Quote from stephencrowley:
Which libraries specifically? I've learned a lot writing my own matrix package.. I think it is robust enough to release publically but don't want to go thru the trouble right now..
specifically most matrix libs/languages are fairly ineffecient
for instance, a matrix transpose actually creates a fully copy of the matrix, whereas my package makes the new transposed matrix share the same underlying native buffer and only swaps the num rows/cols and the col/row increments.. many of my native fortran libs can deal with matrices such as these and it is not necessary to do a full matrix copy before doing some operation. If a native func actually needs a column-major matrix when I just do 'matrix.trans().copy()' before passing it along in the case where a full copy really is necessary.

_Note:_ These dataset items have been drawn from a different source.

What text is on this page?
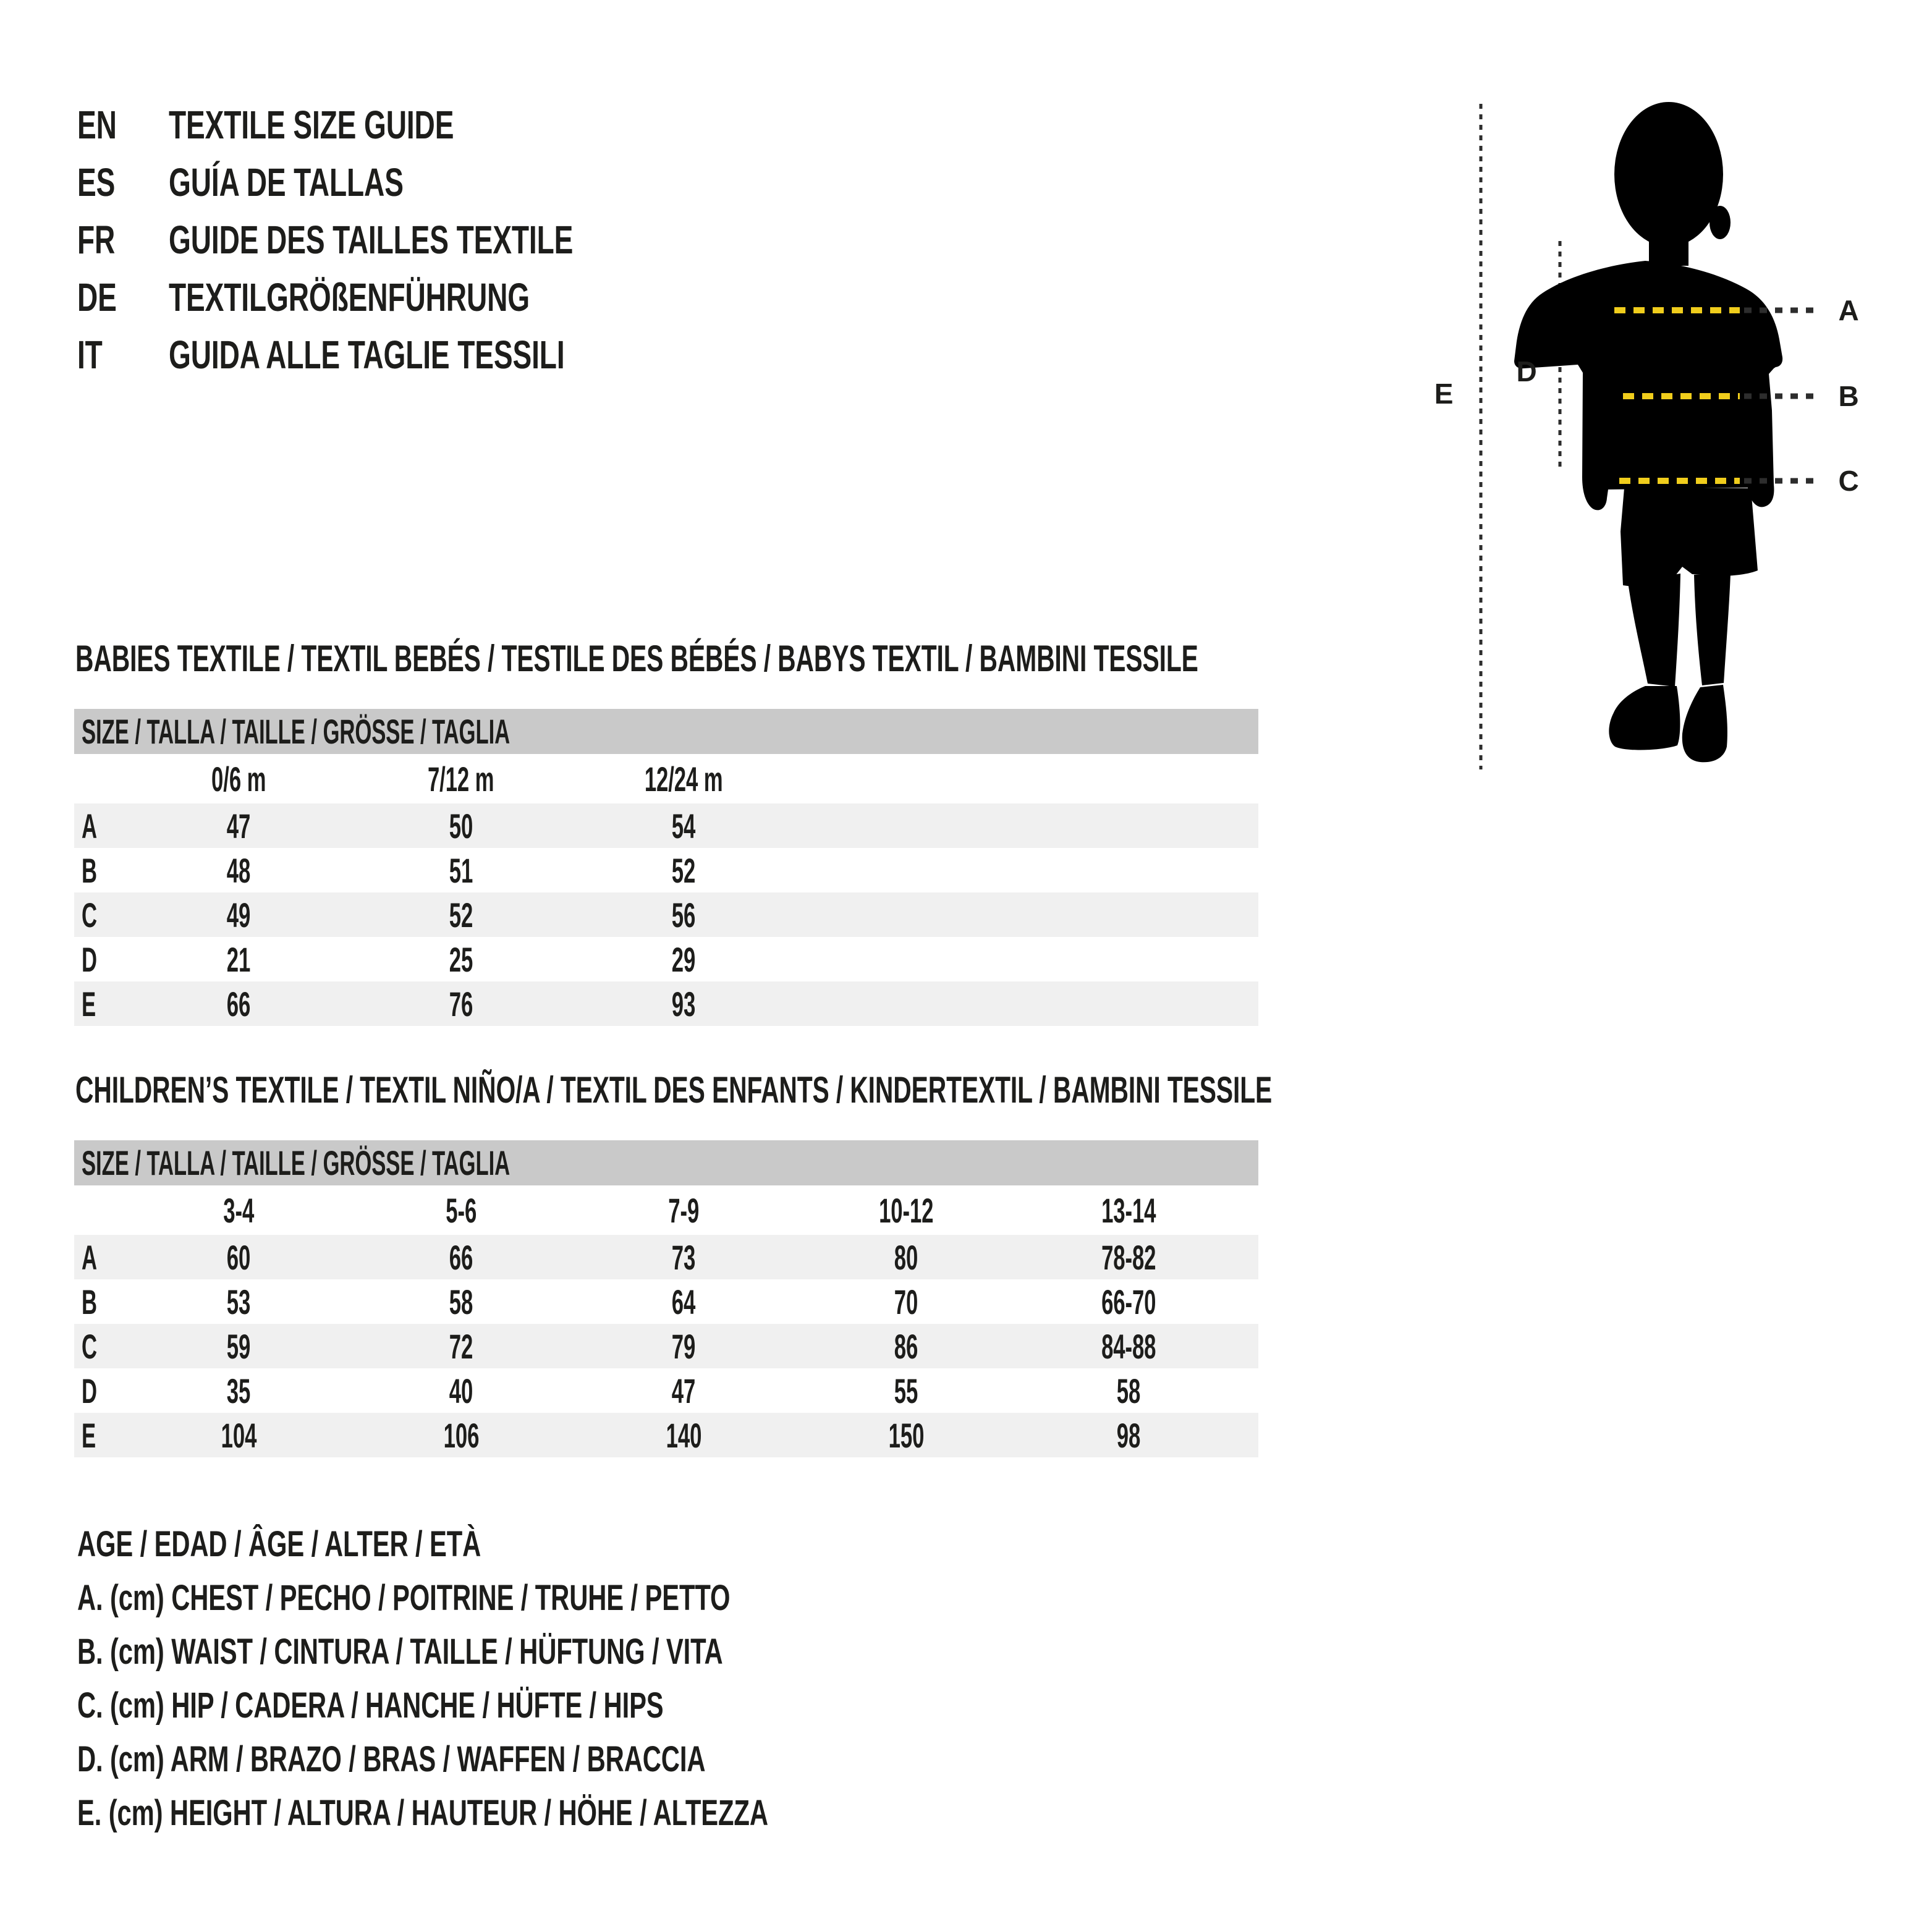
EN	TEXTILE SIZE GUIDE
ES	GUÍA DE TALLAS
FR	GUIDE DES TAILLES TEXTILE
DE	TEXTILGRÖßENFÜHRUNG
IT	GUIDA ALLE TAGLIE TESSILI
A
B
C
D
E
BABIES TEXTILE / TEXTIL BEBÉS / TESTILE DES BÉBÉS / BABYS TEXTIL / BAMBINI TESSILE
SIZE / TALLA / TAILLE / GRÖSSE / TAGLIA
0/6 m	7/12 m	12/24 m
A	47	50	54
B	48	51	52
C	49	52	56
D	21	25	29
E	66	76	93
CHILDREN’S TEXTILE / TEXTIL NIÑO/A / TEXTIL DES ENFANTS / KINDERTEXTIL / BAMBINI TESSILE
SIZE / TALLA / TAILLE / GRÖSSE / TAGLIA
3-4	5-6	7-9	10-12	13-14
A	60	66	73	80	78-82
B	53	58	64	70	66-70
C	59	72	79	86	84-88
D	35	40	47	55	58
E	104	106	140	150	98
AGE / EDAD / ÂGE / ALTER / ETÀ
A. (cm) CHEST / PECHO / POITRINE / TRUHE / PETTO
B. (cm) WAIST / CINTURA / TAILLE / HÜFTUNG / VITA
C. (cm) HIP / CADERA / HANCHE / HÜFTE / HIPS
D. (cm) ARM / BRAZO / BRAS / WAFFEN / BRACCIA
E. (cm) HEIGHT / ALTURA / HAUTEUR / HÖHE / ALTEZZA
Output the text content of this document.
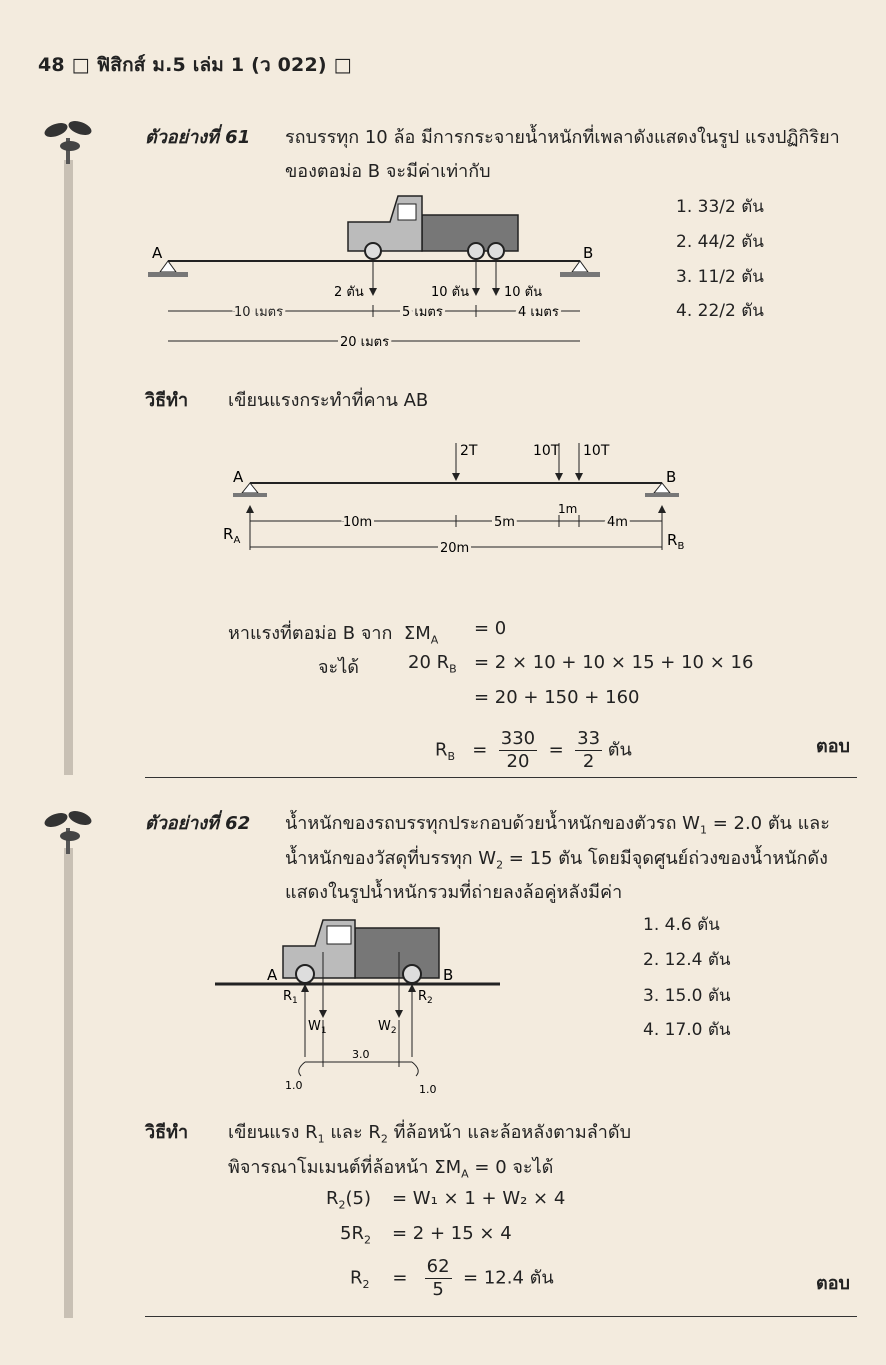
48 □ ฟิสิกส์ ม.5 เล่ม 1 (ว 022) □
ตัวอย่างที่ 61 รถบรรทุก 10 ล้อ มีการกระจายน้ำหนักที่เพลาดังแสดงในรูป แรงปฏิกิริยา
ของตอม่อ B จะมีค่าเท่ากับ
1. 33/2 ตัน
2. 44/2 ตัน
3. 11/2 ตัน
4. 22/2 ตัน
A	B
2 ตัน	10 ตัน	10 ตัน
10 เมตร	5 เมตร	4 เมตร
20 เมตร
วิธีทำ เขียนแรงกระทำที่คาน AB
A	B
2T	10T 10T
$R_A$	$R_B$
10m	5m
1m
4m
20m
หาแรงที่ตอม่อ B จาก $\Sigma M_A$
= 0
จะได้	20 $R_B = 2 \times 10 + 10 \times 15 + 10 \times 16$
= 20 + 150 + 160
$R_B = \frac{330}{20} = \frac{33}{2}$ ตัน	ตอบ
ตัวอย่างที่ 62 น้ำหนักของรถบรรทุกประกอบด้วยน้ำหนักของตัวรถ $W_1 = 2.0$ ตัน และ
น้ำหนักของวัสดุที่บรรทุก $W_2 = 15$ ตัน โดยมีจุดศูนย์ถ่วงของน้ำหนักดัง
แสดงในรูปน้ำหนักรวมที่ถ่ายลงล้อคู่หลังมีค่า
1. 4.6 ตัน
2. 12.4 ตัน
3. 15.0 ตัน
4. 17.0 ตัน
A	B
$R_1$	$R_2$
$W_1$	$W_2$
3.0
1.0	1.0
วิธีทำ เขียนแรง $R_1$ และ $R_2$ ที่ล้อหน้า และล้อหลังตามลำดับ
พิจารณาโมเมนต์ที่ล้อหน้า $\Sigma M_A = 0$ จะได้
$R_2(5) = W_1 \times 1 + W_2 \times 4$
$5R_2 = 2 + 15 \times 4$
$R_2 = \frac{62}{5} = 12.4$ ตัน	ตอบ
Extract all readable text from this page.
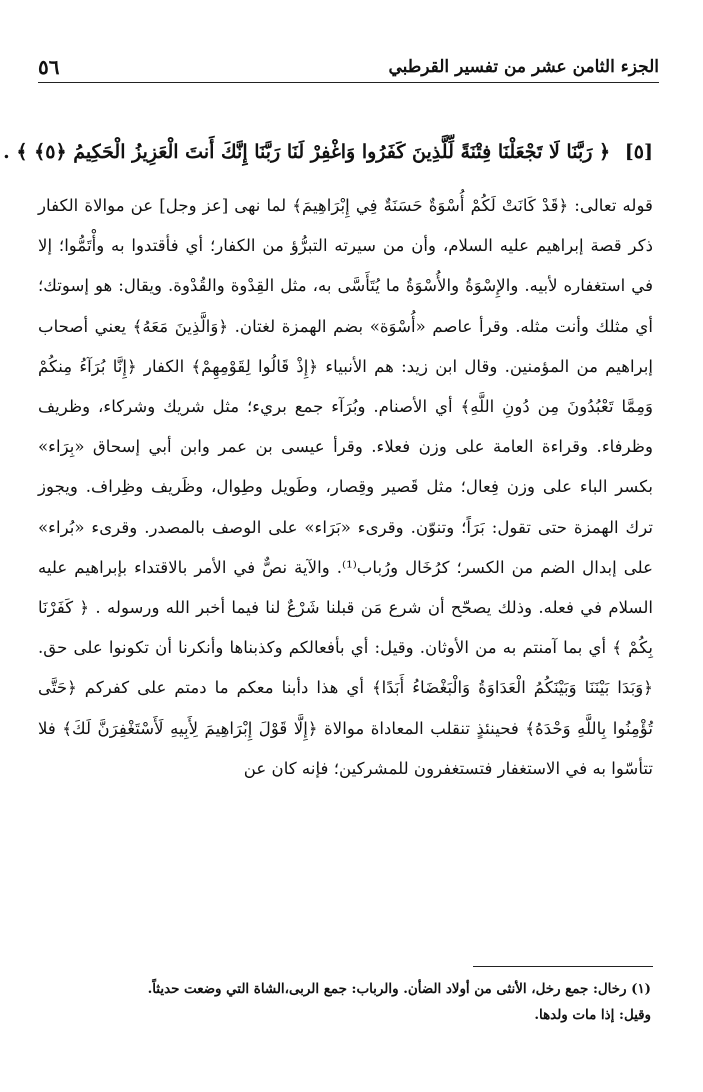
الجزء الثامن عشر من تفسير القرطبي
٥٦
[٥] ﴿ رَبَّنَا لَا تَجْعَلْنَا فِتْنَةً لِّلَّذِينَ كَفَرُوا وَاغْفِرْ لَنَا رَبَّنَا إِنَّكَ أَنتَ الْعَزِيزُ الْحَكِيمُ ﴿٥﴾ ﴾ .

قوله تعالى: ﴿قَدْ كَانَتْ لَكُمْ أُسْوَةٌ حَسَنَةٌ فِي إِبْرَاهِيمَ﴾ لما نهى [عز وجل] عن موالاة الكفار ذكر قصة إبراهيم عليه السلام، وأن من سيرته التبرُّؤ من الكفار؛ أي فأقتدوا به وأْتَمُّوا؛ إلا في استغفاره لأبيه. والإِسْوَةُ والأُسْوَةُ ما يُتَأَسَّى به، مثل القِدْوة والقُدْوة. ويقال: هو إسوتك؛ أي مثلك وأنت مثله. وقرأ عاصم «أُسْوَة» بضم الهمزة لغتان. ﴿وَالَّذِينَ مَعَهُ﴾ يعني أصحاب إبراهيم من المؤمنين. وقال ابن زيد: هم الأنبياء ﴿إِذْ قَالُوا لِقَوْمِهِمْ﴾ الكفار ﴿إِنَّا بُرَآءُ مِنكُمْ وَمِمَّا تَعْبُدُونَ مِن دُونِ اللَّهِ﴾ أي الأصنام. وبُرَآء جمع بريء؛ مثل شريك وشركاء، وظريف وظرفاء. وقراءة العامة على وزن فعلاء. وقرأ عيسى بن عمر وابن أبي إسحاق «بِرَاء» بكسر الباء على وزن فِعال؛ مثل قَصير وقِصار، وطَويل وطِوال، وظَريف وظِراف. ويجوز ترك الهمزة حتى تقول: بَرَاً؛ وتنوّن. وقرىء «بَرَاء» على الوصف بالمصدر. وقرىء «بُراء» على إبدال الضم من الكسر؛ كرُخَال ورُباب⁽¹⁾. والآية نصٌّ في الأمر بالاقتداء بإبراهيم عليه السلام في فعله. وذلك يصحّح أن شرع مَن قبلنا شَرْعٌ لنا فيما أخبر الله ورسوله . ﴿ كَفَرْنَا بِكُمْ ﴾ أي بما آمنتم به من الأوثان. وقيل: أي بأفعالكم وكذبناها وأنكرنا أن تكونوا على حق. ﴿وَبَدَا بَيْنَنَا وَبَيْنَكُمُ الْعَدَاوَةُ وَالْبَغْضَاءُ أَبَدًا﴾ أي هذا دأبنا معكم ما دمتم على كفركم ﴿حَتَّى تُؤْمِنُوا بِاللَّهِ وَحْدَهُ﴾ فحينئذٍ تنقلب المعاداة موالاة ﴿إِلَّا قَوْلَ إِبْرَاهِيمَ لِأَبِيهِ لَأَسْتَغْفِرَنَّ لَكَ﴾ فلا تتأسّوا به في الاستغفار فتستغفرون للمشركين؛ فإنه كان عن

(١) رخال: جمع رخل، الأنثى من أولاد الضأن. والرباب: جمع الربى،الشاة التي وضعت حديثاً.

وقيل: إذا مات ولدها.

Same concept goes for matrix slicing, reversing.. swapping, etc.
I've reimplemented the unscented kalman filter with matrix package, translated directly from the matlab version.. it is about 15% faster and infinitely more readable and fully object oriented.
Things like this make it more apparant about the memory access and runtime of your algorithms and makes it more readily apparent where optimizations can happen.
I am surprised that you would tackle such an enormous task - unless I am missing something writing general purpose solvers is no simple task . I have written a couple for commercial products from scratch - outside of the BLAS.
I really have not had any issues using Atlas nor interfacing with it.
We dont use Matlab - for some of the reasons you mention but there are many other options, especially with respect to filtering.
Of course I dont know all the details of your system but it sure sounds like you are spending time writing things that are already available to be integrated and which offer performance that would only be an issue in the largest, most demanding of applications - far beyond those of even a very ambitious ATS.